From an article featured in Washington Monthly:
The problem is that education master’s programs generally don’t produce better teachers. While programs vary greatly, and some stand above the rest, the teachers I interviewed told me that they had spent too much time on theory and not enough on practical teaching skills; professors were too far removed from the classroom and using out-of-date pedagogy; and many programs simply weren’t rigorous. Decades of research back up their critiques.
“When you talk to someone who is not in the weeds of ed research, they would be shocked that more education wouldn’t make a teacher more productive,” said Dan Goldhaber, who directs the Center for Education Data and Research at the University of Washington. But that’s what the data shows. Students whose teachers have a master’s degree don’t perform better on standardized tests—an incomplete but meaningful metric—than students whose teachers have just a bachelor’s degree.

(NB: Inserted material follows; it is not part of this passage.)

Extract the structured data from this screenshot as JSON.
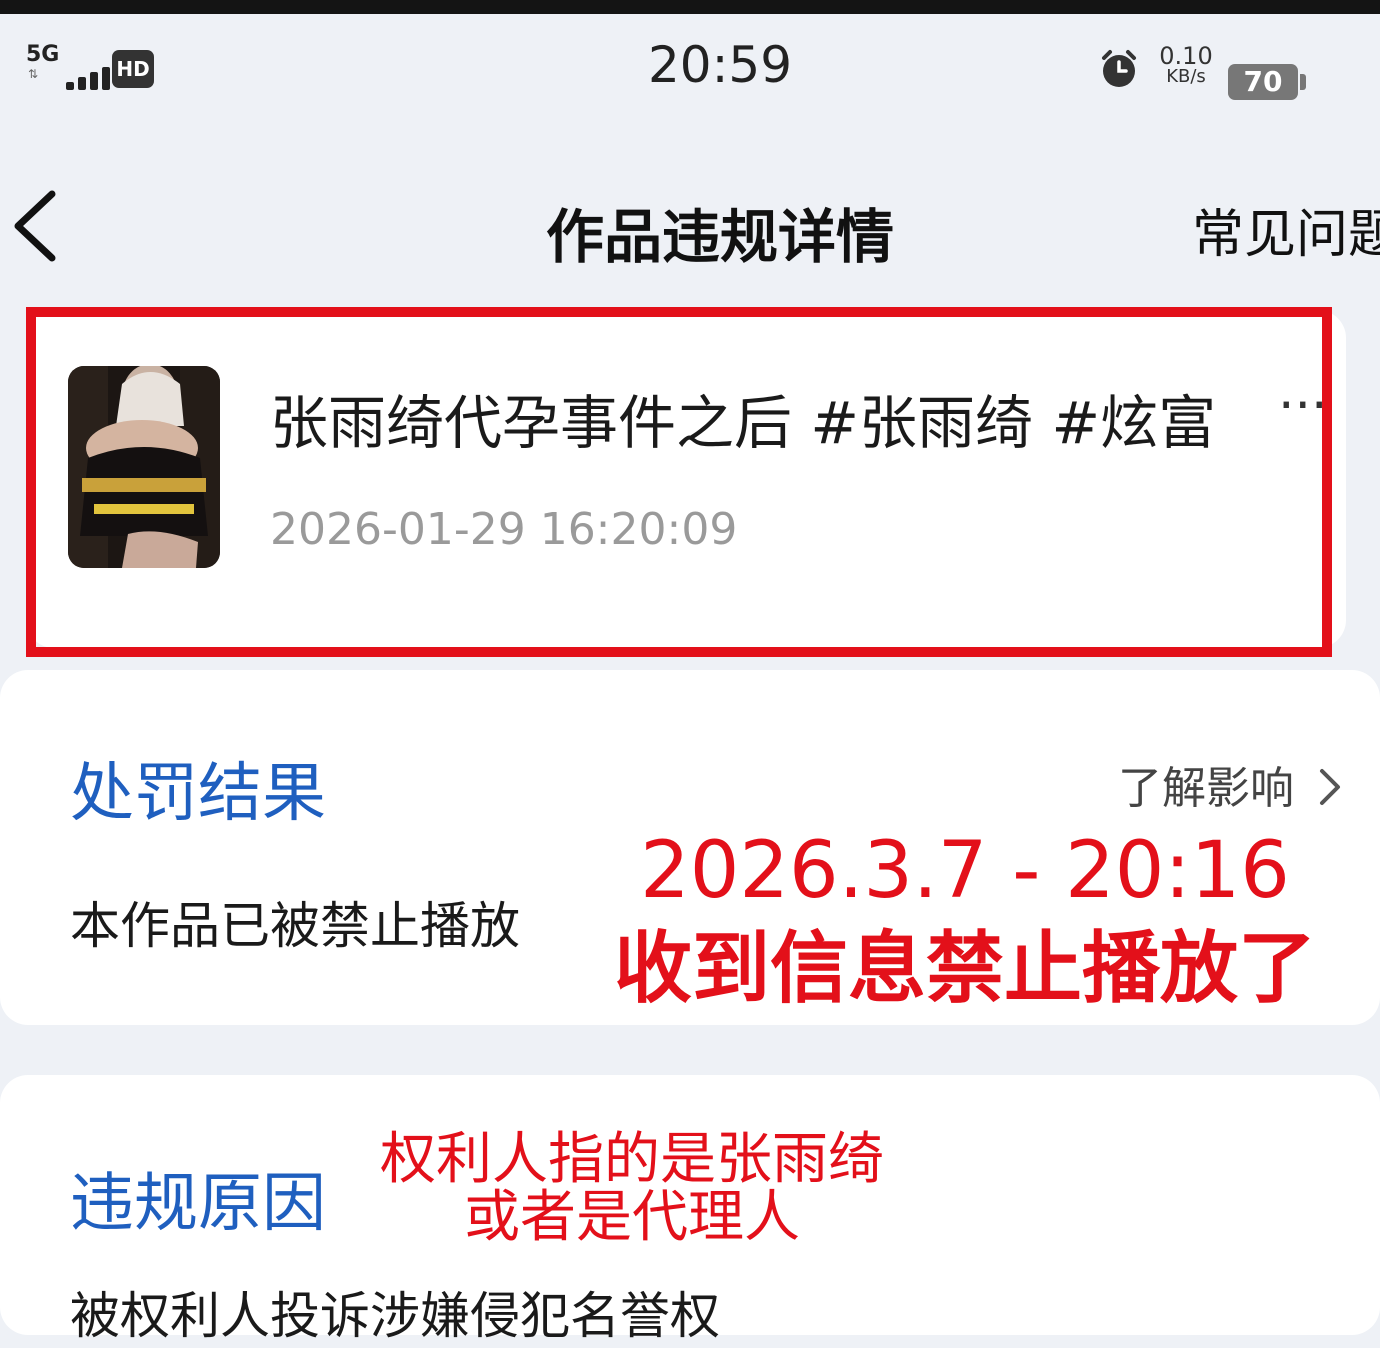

Don’t believe Dr. Goldhaber?
“Most of the research is that there’s either no statistically significant difference, or small significant differences, in teachers with master’s degrees,” said Thomas Kane, an economist and professor of education at Harvard. Matthew Chingos, an education-policy expert at the Urban Institute, has described it as “one of the most consistent findings in education research.” Kate Walsh, president of the National Council on Teacher Quality, put it more bluntly: “It’s as conclusive as research that finds smoking causes lung cancer. It’s as conclusive as the research on climate change.”
Don’t believe Goldhaber, Kane, Chingos, or Walsh?
Marguerite Roza, an education-finance expert, got an inkling of that fact when she published a paper arguing that states should end the “master’s bump.” The money going toward degree-based pay raises—nearly $15 billion nationwide in the 2007–08 school year—was a waste, she argued. She authored that paper from her perch at the time at the University of Washington’s College of Education—the very sort of institution that was benefitting from the arrangement.
The North Carolina General Assembly eliminated master’s pay for newly hired teachers starting in the 2014-15 school year. It remains the only state to eliminate salary supplements for master’s degrees.